Goldman interrupts his epiphany in the rapid-fire free-associative manner that fans of Ace of Cakes will readily recognize: “That’s the name of my class! ‘The way to do things right is to not do them wrong.’” 101. Or something of that sort. “There’s no get rich quick; if there was, everyone would be doing it.”

5. Sure, Hire Your Friends

It turns out that one critical key to not getting things wrong is solving a critical issue facing most company managers: Finding the right kind of employee.

Any viewer of Ace of Cakes knows that this is yet another instance where Goldman has stood conventional wisdom on its head. The show’s opening features a catchy little summation of Goldman’s career that ends with the declaration, “So I decided to make cakes my way, and hired the most talented people I know: my friends.”

Sure enough, even a casual viewing of the show gives a glimpse of a workplace full of inside jokes, affection and camaraderie. Thus lesson five in the Goldman plan: Go ahead and hire your friends.

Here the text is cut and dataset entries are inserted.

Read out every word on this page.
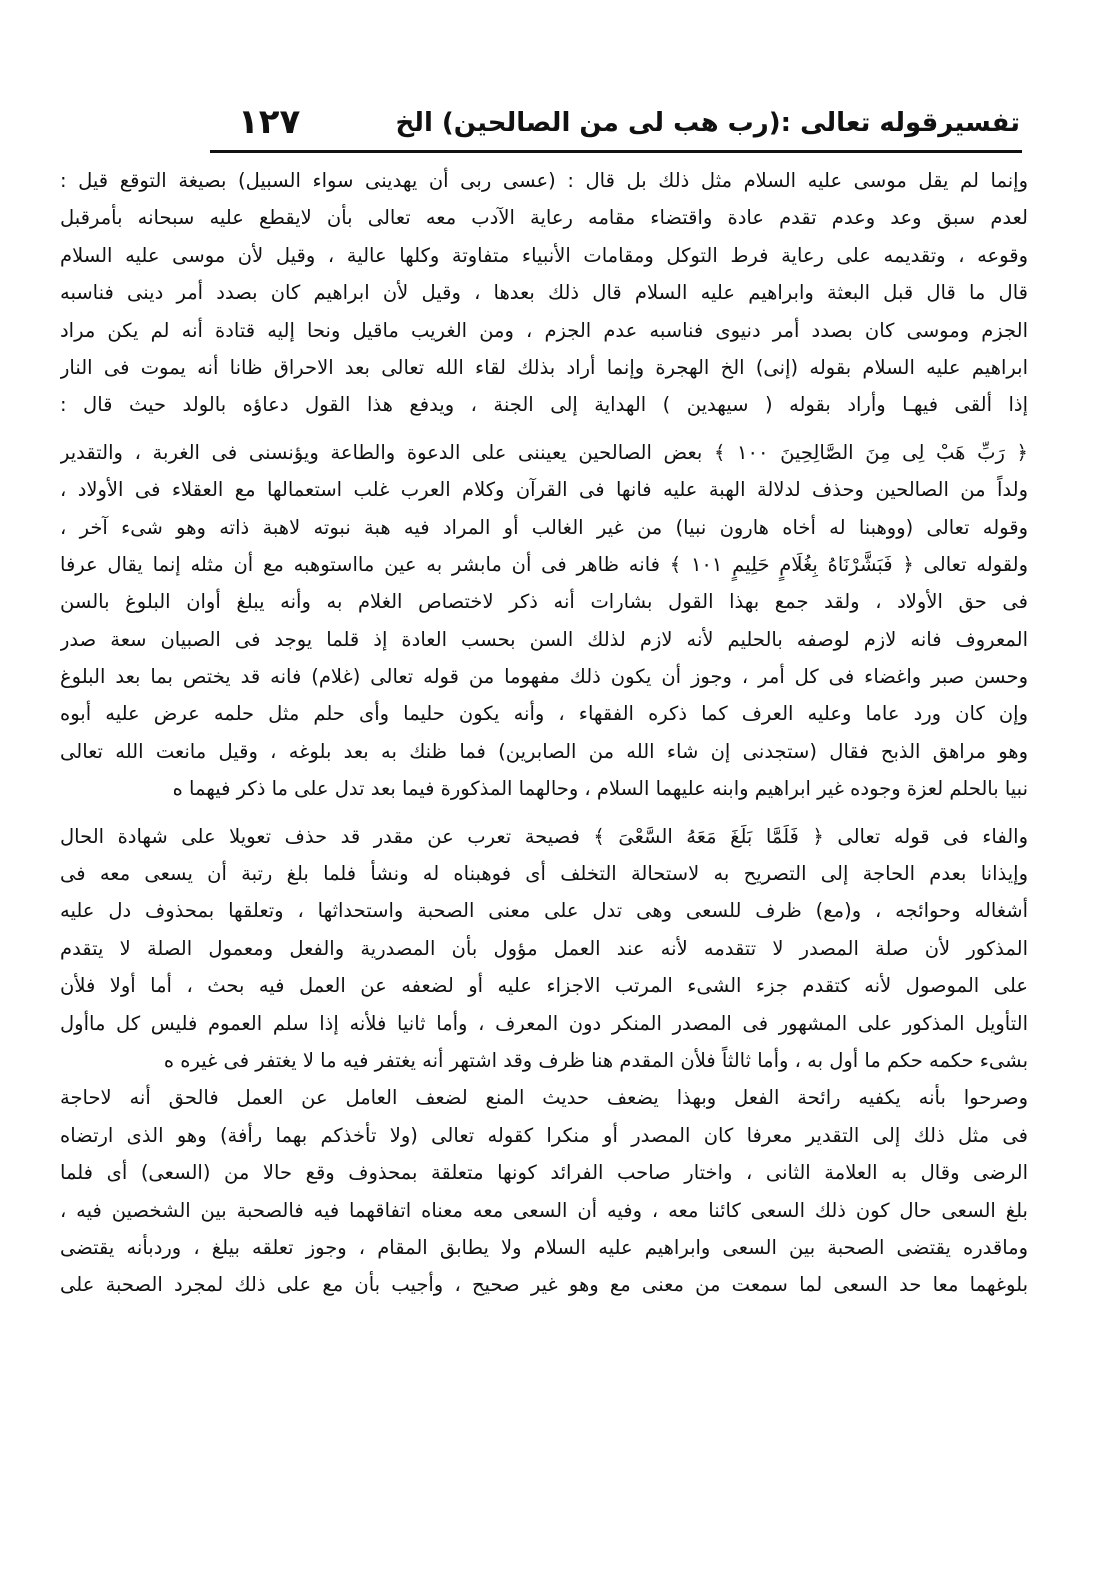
تفسيرقوله تعالى :(رب هب لى من الصالحين) الخ
١٢٧
وإنما لم يقل موسى عليه السلام مثل ذلك بل قال : (عسى ربى أن يهدينى سواء السبيل) بصيغة التوقع قيل :
لعدم سبق وعد وعدم تقدم عادة واقتضاء مقامه رعاية الآدب معه تعالى بأن لايقطع عليه سبحانه بأمرقبل
وقوعه ، وتقديمه على رعاية فرط التوكل ومقامات الأنبياء متفاوتة وكلها عالية ، وقيل لأن موسى عليه السلام
قال ما قال قبل البعثة وابراهيم عليه السلام قال ذلك بعدها ، وقيل لأن ابراهيم كان بصدد أمر دينى فناسبه
الجزم وموسى كان بصدد أمر دنيوى فناسبه عدم الجزم ، ومن الغريب ماقيل ونحا إليه قتادة أنه لم يكن مراد
ابراهيم عليه السلام بقوله (إنى) الخ الهجرة وإنما أراد بذلك لقاء الله تعالى بعد الاحراق ظانا أنه يموت فى النار
إذا ألقى فيهـا وأراد بقوله ( سيهدين ) الهداية إلى الجنة ، ويدفع هذا القول دعاؤه بالولد حيث قال :
﴿ رَبِّ هَبْ لِى مِنَ الصَّالِحِينَ ١٠٠ ﴾ بعض الصالحين يعيننى على الدعوة والطاعة ويؤنسنى فى الغربة ، والتقدير
ولداً من الصالحين وحذف لدلالة الهبة عليه فانها فى القرآن وكلام العرب غلب استعمالها مع العقلاء فى الأولاد ،
وقوله تعالى (ووهبنا له أخاه هارون نبيا) من غير الغالب أو المراد فيه هبة نبوته لاهبة ذاته وهو شىء آخر ،
ولقوله تعالى ﴿ فَبَشَّرْنَاهُ بِغُلَامٍ حَلِيمٍ ١٠١ ﴾ فانه ظاهر فى أن مابشر به عين مااستوهبه مع أن مثله إنما يقال عرفا
فى حق الأولاد ، ولقد جمع بهذا القول بشارات أنه ذكر لاختصاص الغلام به وأنه يبلغ أوان البلوغ بالسن
المعروف فانه لازم لوصفه بالحليم لأنه لازم لذلك السن بحسب العادة إذ قلما يوجد فى الصبيان سعة صدر
وحسن صبر واغضاء فى كل أمر ، وجوز أن يكون ذلك مفهوما من قوله تعالى (غلام) فانه قد يختص بما بعد البلوغ
وإن كان ورد عاما وعليه العرف كما ذكره الفقهاء ، وأنه يكون حليما وأى حلم مثل حلمه عرض عليه أبوه
وهو مراهق الذبح فقال (ستجدنى إن شاء الله من الصابرين) فما ظنك به بعد بلوغه ، وقيل مانعت الله تعالى
نبيا بالحلم لعزة وجوده غير ابراهيم وابنه عليهما السلام ، وحالهما المذكورة فيما بعد تدل على ما ذكر فيهما ه
والفاء فى قوله تعالى ﴿ فَلَمَّا بَلَغَ مَعَهُ السَّعْىَ ﴾ فصيحة تعرب عن مقدر قد حذف تعويلا على شهادة الحال
وإيذانا بعدم الحاجة إلى التصريح به لاستحالة التخلف أى فوهبناه له ونشأ فلما بلغ رتبة أن يسعى معه فى
أشغاله وحوائجه ، و(مع) ظرف للسعى وهى تدل على معنى الصحبة واستحداثها ، وتعلقها بمحذوف دل عليه
المذكور لأن صلة المصدر لا تتقدمه لأنه عند العمل مؤول بأن المصدرية والفعل ومعمول الصلة لا يتقدم
على الموصول لأنه كتقدم جزء الشىء المرتب الاجزاء عليه أو لضعفه عن العمل فيه بحث ، أما أولا فلأن
التأويل المذكور على المشهور فى المصدر المنكر دون المعرف ، وأما ثانيا فلأنه إذا سلم العموم فليس كل ماأول
بشىء حكمه حكم ما أول به ، وأما ثالثاً فلأن المقدم هنا ظرف وقد اشتهر أنه يغتفر فيه ما لا يغتفر فى غيره ه
وصرحوا بأنه يكفيه رائحة الفعل وبهذا يضعف حديث المنع لضعف العامل عن العمل فالحق أنه لاحاجة
فى مثل ذلك إلى التقدير معرفا كان المصدر أو منكرا كقوله تعالى (ولا تأخذكم بهما رأفة) وهو الذى ارتضاه
الرضى وقال به العلامة الثانى ، واختار صاحب الفرائد كونها متعلقة بمحذوف وقع حالا من (السعى) أى فلما
بلغ السعى حال كون ذلك السعى كائنا معه ، وفيه أن السعى معه معناه اتفاقهما فيه فالصحبة بين الشخصين فيه ،
وماقدره يقتضى الصحبة بين السعى وابراهيم عليه السلام ولا يطابق المقام ، وجوز تعلقه بيلغ ، وردبأنه يقتضى
بلوغهما معا حد السعى لما سمعت من معنى مع وهو غير صحيح ، وأجيب بأن مع على ذلك لمجرد الصحبة على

“I think most Harvard M.B.A.s would probably say: ‘Don’t hire your friends, you don’t want to deal with the nonsense.’ And I can understand why. I think you have to have a certain kind of friend and a certain kind of business,” says Goldman. “But our business has grown so organically… I have a lot of friends, and I haven’t hired them all. I’ve only hired the ones that have a knack for making beautiful stuff. For making nice cakes.”

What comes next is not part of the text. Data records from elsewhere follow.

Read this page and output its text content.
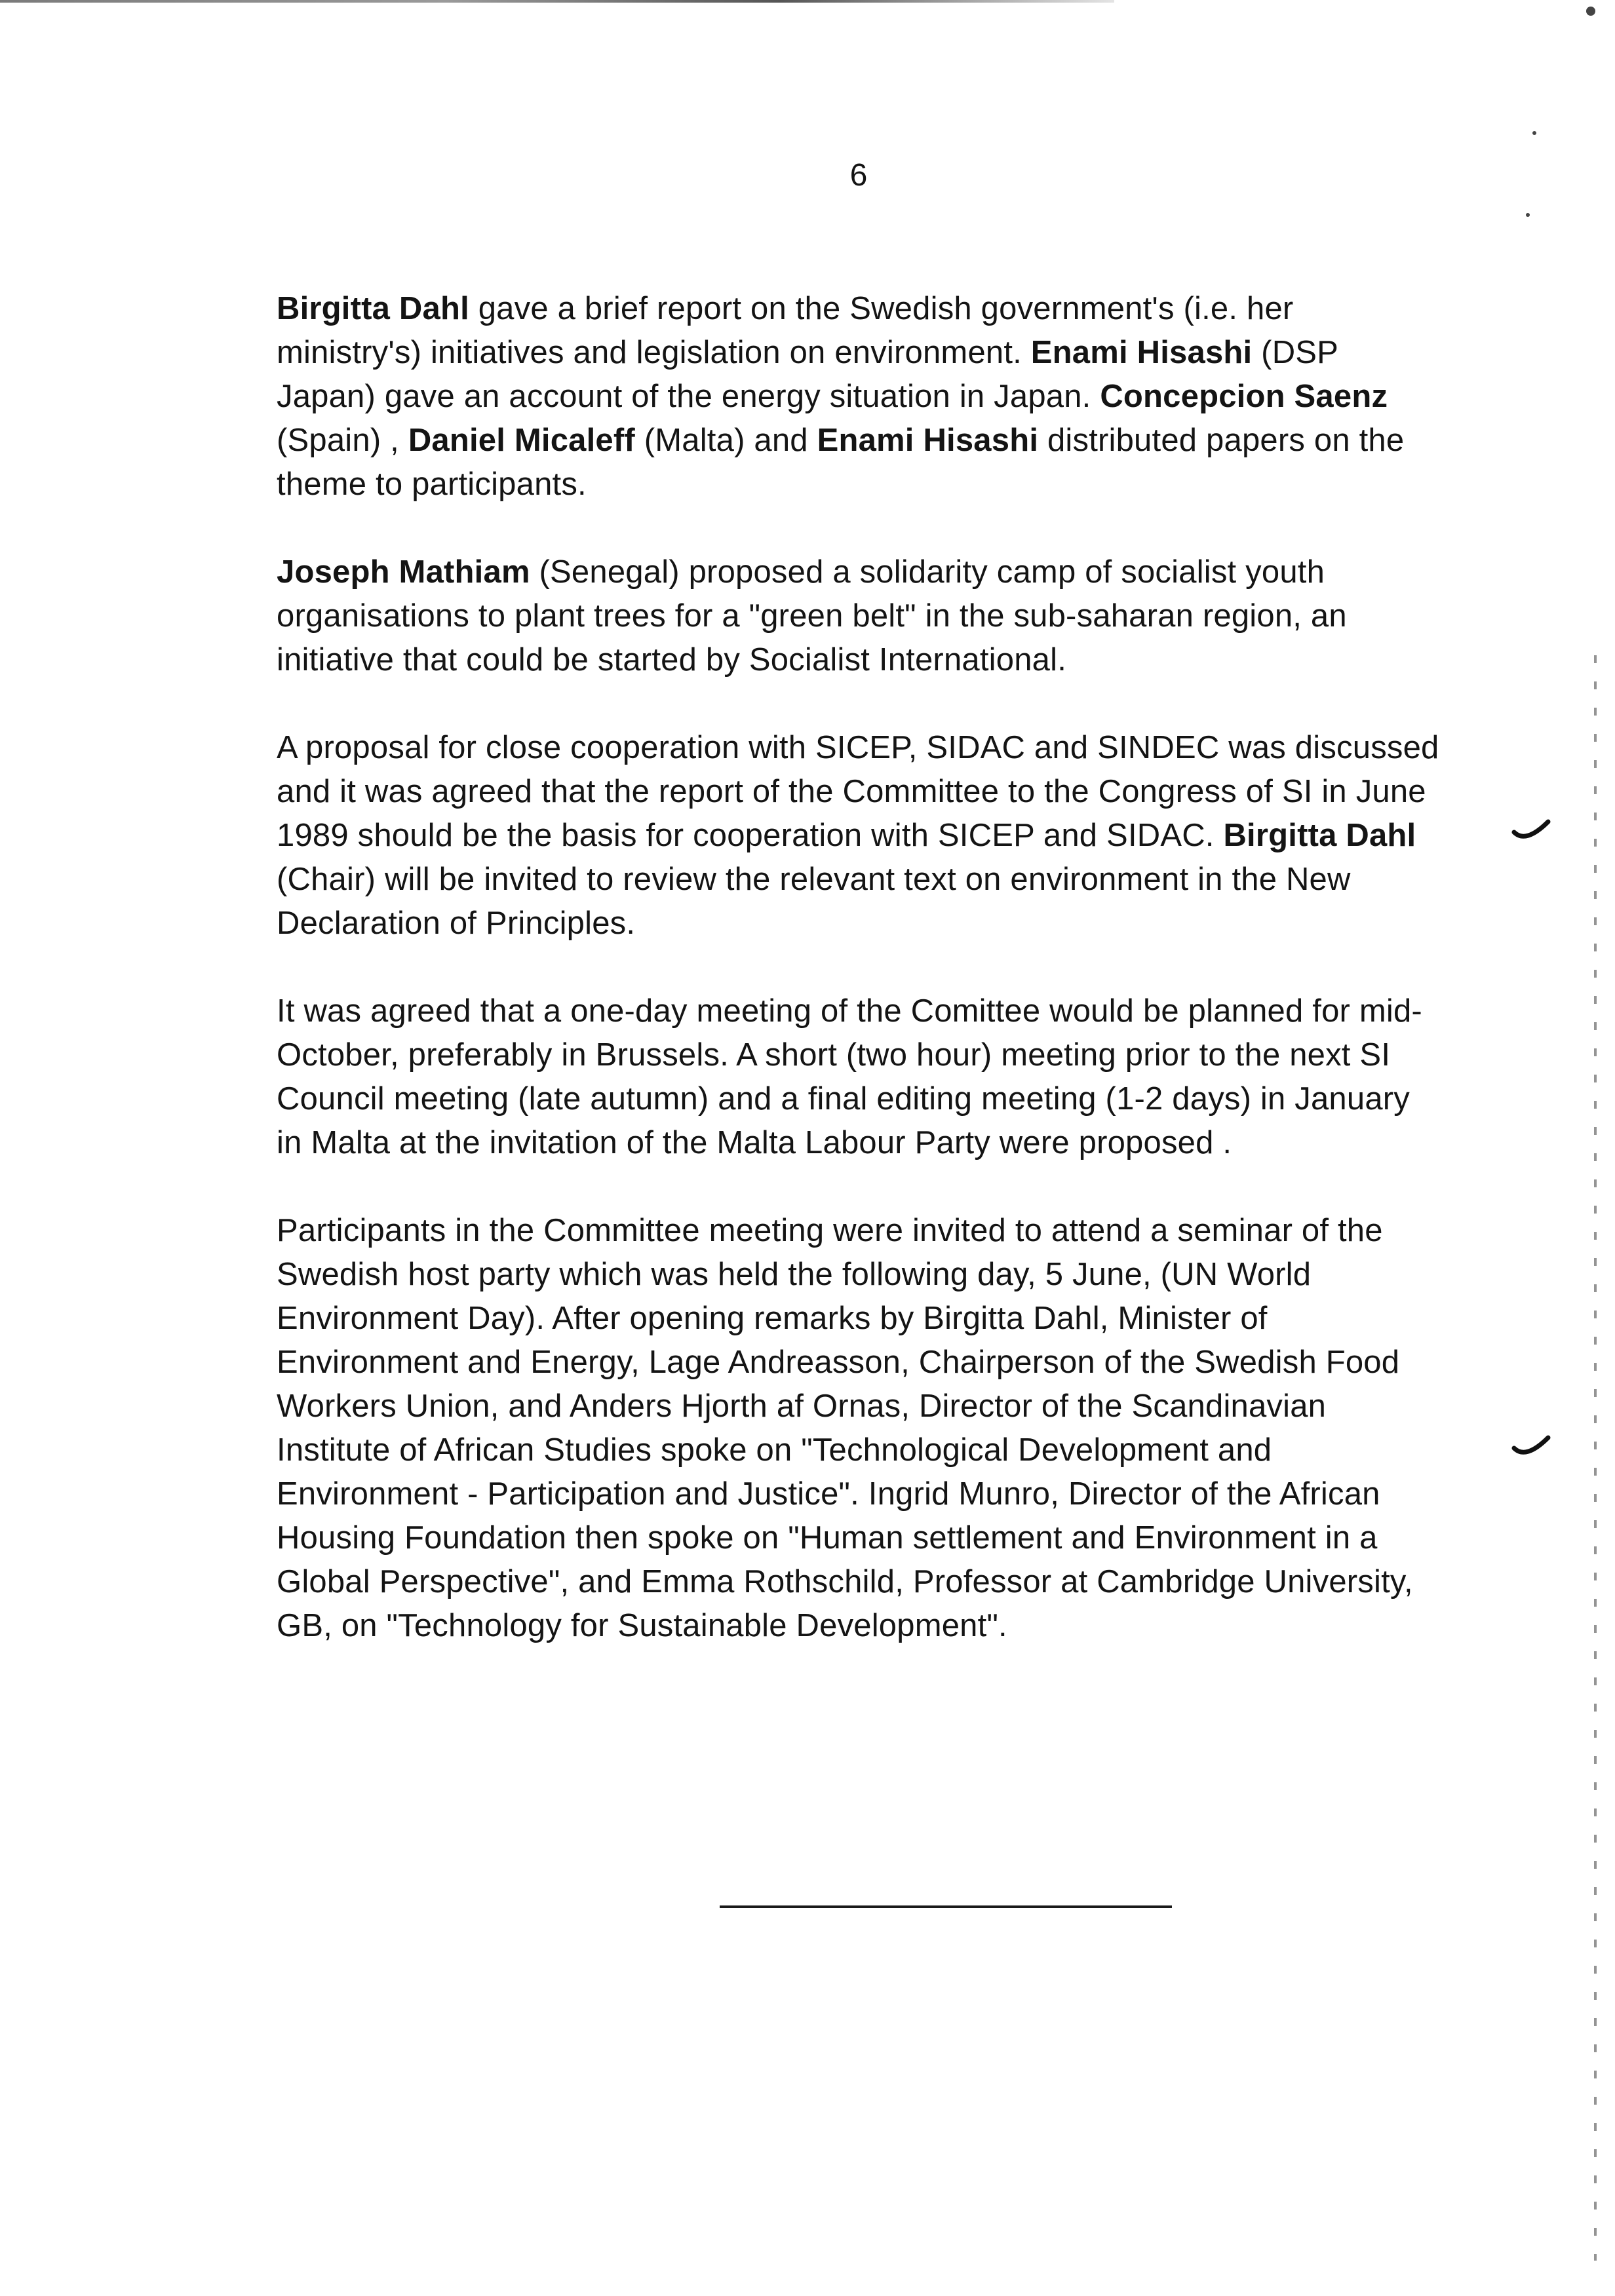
6

Birgitta Dahl gave a brief report on the Swedish government's (i.e. her ministry's) initiatives and legislation on environment. Enami Hisashi (DSP Japan) gave an account of the energy situation in Japan. Concepcion Saenz (Spain) , Daniel Micaleff (Malta) and Enami Hisashi distributed papers on the theme to participants.

Joseph Mathiam (Senegal) proposed a solidarity camp of socialist youth organisations to plant trees for a "green belt" in the sub-saharan region, an initiative that could be started by Socialist International.

A proposal for close cooperation with SICEP, SIDAC and SINDEC was discussed and it was agreed that the report of the Committee to the Congress of SI in June 1989 should be the basis for cooperation with SICEP and SIDAC. Birgitta Dahl (Chair) will be invited to review the relevant text on environment in the New Declaration of Principles.

It was agreed that a one-day meeting of the Comittee would be planned for mid-October, preferably in Brussels. A short (two hour) meeting prior to the next SI Council meeting (late autumn) and a final editing meeting (1-2 days) in January in Malta at the invitation of the Malta Labour Party were proposed .

Participants in the Committee meeting were invited to attend a seminar of the Swedish host party which was held the following day, 5 June, (UN World Environment Day). After opening remarks by Birgitta Dahl, Minister of Environment and Energy, Lage Andreasson, Chairperson of the Swedish Food Workers Union, and Anders Hjorth af Ornas, Director of the Scandinavian Institute of African Studies spoke on "Technological Development and Environment - Participation and Justice". Ingrid Munro, Director of the African Housing Foundation then spoke on "Human settlement and Environment in a Global Perspective", and Emma Rothschild, Professor at Cambridge University, GB, on "Technology for Sustainable Development".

6. Keep it Loose. But Keep it Tight.

This organic process feeds on itself, Goldman insists. His already close-knit team tends to select for people who aren’t intimidated by personal banter in close quarters, and who tend to pick up quickly on inside jokes.

Conversely, Goldman says he’s also developed a heightened sensitivity to people who could introduce disputative or disruptive vibes into his hyper-collegial workplace. So, lesson number six: Make sure the person you hire belongs on the team.

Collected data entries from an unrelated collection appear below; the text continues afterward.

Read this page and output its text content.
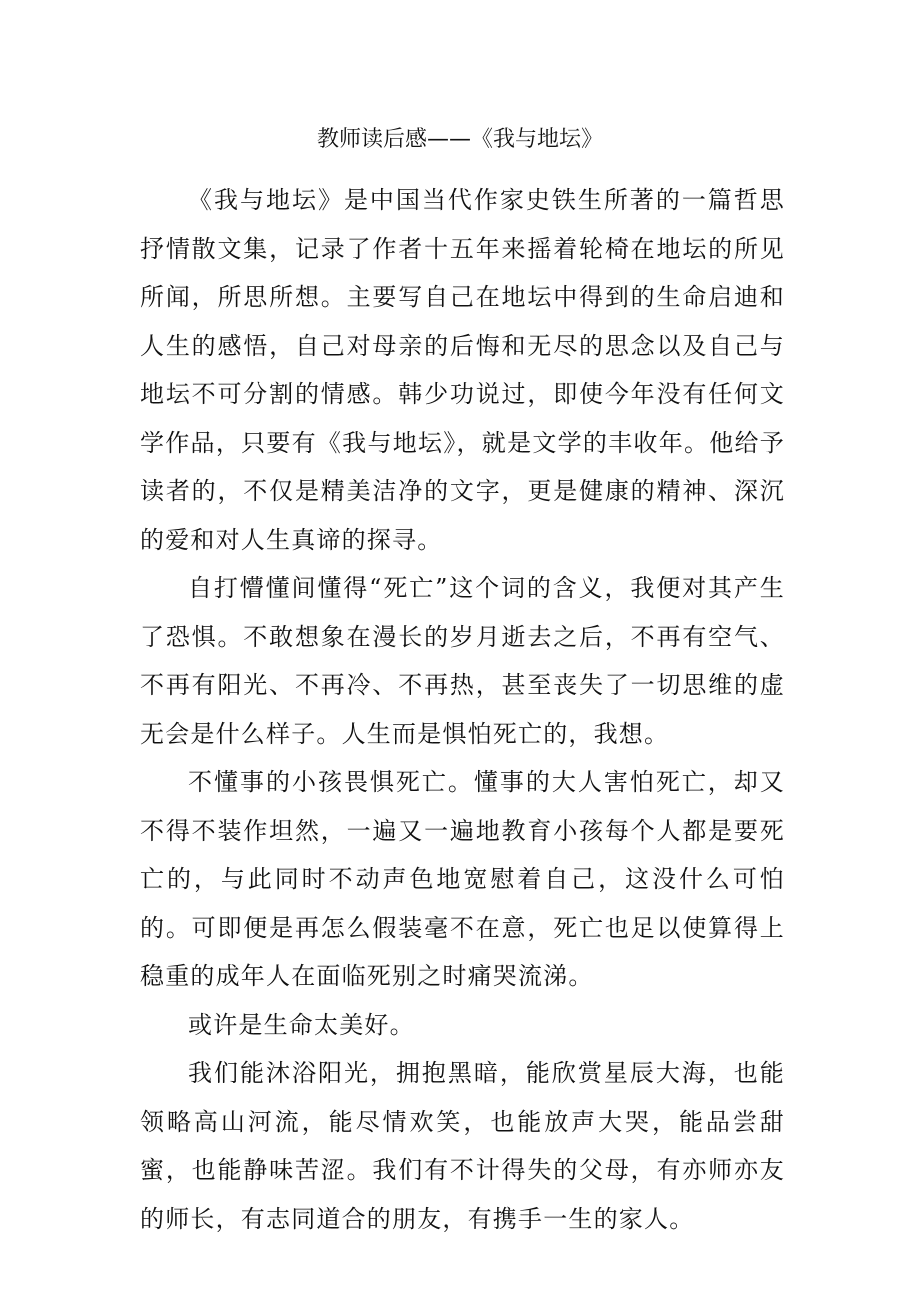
教师读后感——《我与地坛》

《我与地坛》是中国当代作家史铁生所著的一篇哲思抒情散文集，记录了作者十五年来摇着轮椅在地坛的所见所闻，所思所想。主要写自己在地坛中得到的生命启迪和人生的感悟，自己对母亲的后悔和无尽的思念以及自己与地坛不可分割的情感。韩少功说过，即使今年没有任何文学作品，只要有《我与地坛》，就是文学的丰收年。他给予读者的，不仅是精美洁净的文字，更是健康的精神、深沉的爱和对人生真谛的探寻。

自打懵懂间懂得“死亡”这个词的含义，我便对其产生了恐惧。不敢想象在漫长的岁月逝去之后，不再有空气、不再有阳光、不再冷、不再热，甚至丧失了一切思维的虚无会是什么样子。人生而是惧怕死亡的，我想。

不懂事的小孩畏惧死亡。懂事的大人害怕死亡，却又不得不装作坦然，一遍又一遍地教育小孩每个人都是要死亡的，与此同时不动声色地宽慰着自己，这没什么可怕的。可即便是再怎么假装毫不在意，死亡也足以使算得上稳重的成年人在面临死别之时痛哭流涕。

或许是生命太美好。

我们能沐浴阳光，拥抱黑暗，能欣赏星辰大海，也能领略高山河流，能尽情欢笑，也能放声大哭，能品尝甜蜜，也能静味苦涩。我们有不计得失的父母，有亦师亦友的师长，有志同道合的朋友，有携手一生的家人。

“Like when they were looking at Terrell Owens for the Ravens, I was, like, ‘Oh no, that’s horrible, he’s a team killer,’” says Goldman. “I’ve played a lot of sports and in a lot of what I do, I’m more like a coach than a business owner. Who’s going to work? Who’s going to step up? Who’s going to have the team’s best interest at heart? Especially now that we’re all famous and stuff.”

7. Happiness Rules. For You. For Everyone.

Of course, before hiring one’s friends and building a team, one needs a strong sense of mission. That’s not just found in the casual corporate-branding sense of the term, but via what Goldman calls a “philosophy of cooking.”

Goldman’s final lesson? Do whatever you do not just because it makes you happy, but because it makes other people happy.

Goldman says he’s still a little shocked when he thinks back to his years in culinary school and realizes that “nobody ever asked me why I wanted to cook – and that is a huge part of cooking. If you don’t love [cooking], it’s the worst job in the world.”

A lot of people who become chefs because of what they’ve seen on cable – whether it’s his show, Top Chef, or The Next Food Network Star – are destined to be bitterly disappointed. “One thing that’s very dangerous is that the Food Network and Bravo and all these shows glamorize being a chef,” Goldman says. “If someone wants to become a chef with the goal of getting on TV, it absolutely, 100 percent, will not happen. Period.”

A more appropriate goal, Goldman insists, is “being an awesome chef. That’s the only goal you can have.”

But experience has taught him even that’s not enough. “You have to ask yourself, why do you want to be an awesome chef? You want to be an awesome chef because you want to give people joy. You want to give them that piece of magic that you have brought to them. That you have brought to your kitchen… To be a chef is to want to please people. I had a job where I was making $14,000 a year but I knew people were enjoying my food, and that was all I needed. Well, that and the food I stole out of the locker.

“Now, having worked in the business for as long as I have,” concludes Goldman, “my greatest joy is not just creating, but creating and seeing the look on people’s faces when I give them something…. Seeing that reaction and knowing I’ve made someone smile. And that mortgage payment or that problem at work or that problem in their love life or whatever it is has gone away, just for a second. Because I made ’em a cake. I love that.”